ところが、何と3日目に死からよみがえられました。イエスは、よみがえった姿を人々に見せることで、ご自分こそ死に打ち勝つ「キリスト」であり、人々を「死」から贖い出せる唯一の「救い主」であることを証明されたのです。イエスの十字架の死は、まさに人を「死の恐怖」の奴隷として苦しめてきた「死」を滅ぼし、一生涯「死の恐怖」の奴隷となった人々を解放するためでした。
「そこで、子たちはみな血と肉とを持っているので、主もまた同じように、これらのものをお持ちになりました。これは、その死によって、悪魔という、死の力を持つ者を滅ぼし、一生涯死の恐怖につながれて奴隷となっていた人々を解放してくださるためでした」(ヘブル2:14、15)
イエスこそが、まことに神が約束された「彼」、「キリスト」でした。「悪」となって君臨してきた「死」を滅ぼし、人を「死の恐怖」の奴隷から解放するために来られた「キリスト」でした。イエスは、そのことを死からよみがえることで証しされたのです。

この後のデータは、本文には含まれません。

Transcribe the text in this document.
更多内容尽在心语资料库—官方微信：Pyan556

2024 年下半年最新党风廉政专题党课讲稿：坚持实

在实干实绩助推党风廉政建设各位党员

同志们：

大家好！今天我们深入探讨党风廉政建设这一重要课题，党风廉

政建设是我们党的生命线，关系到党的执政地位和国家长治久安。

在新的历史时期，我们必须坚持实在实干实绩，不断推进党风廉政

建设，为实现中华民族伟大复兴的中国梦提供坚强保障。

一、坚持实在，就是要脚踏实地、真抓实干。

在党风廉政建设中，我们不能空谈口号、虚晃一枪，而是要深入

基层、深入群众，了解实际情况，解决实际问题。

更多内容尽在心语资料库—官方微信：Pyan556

人々はよみがえられたイエスの姿を見て、この方こそ「キリスト」であったと証言するようになりました。「死」から贖い出せる唯一の「救い主」であることを証しするようになりました。ここに、イエス・キリストという言い方が誕生します。
イエスのよみがえりはまことに真実であったため、人々はどのような迫害の中にあってもイエスはキリストだと信じ続け、この良き知らせを世界中に伝えるようになりました。それにより、イエスをキリストとして信じる人たちの群れが世界中に広がり、今や、イエス・キリストを信じるクリスチャンは世界中に誕生しました。それを国の教えとする国家も、幾つも生まれました。
こうしたクリスチャンの広がりを支えたのは、何より人々がイエス・キリストを信じたことで神に愛される自分を知り、死の先に「希望」を見いだせるようになったからにほかなりません。この「希望」が人々を「死の恐怖」の奴隷から解放し、ここに神が言われた、「捕らわれ人には解放を、囚人には釈放を告げ」(イザヤ61:1)の成就がありました。人々は、まことに死に支配された闇の中に、輝く光を見たのです。それ故、キリストが地上に来られたことを祝うクリスマスは、世界で最も大きなお祝いとなりました。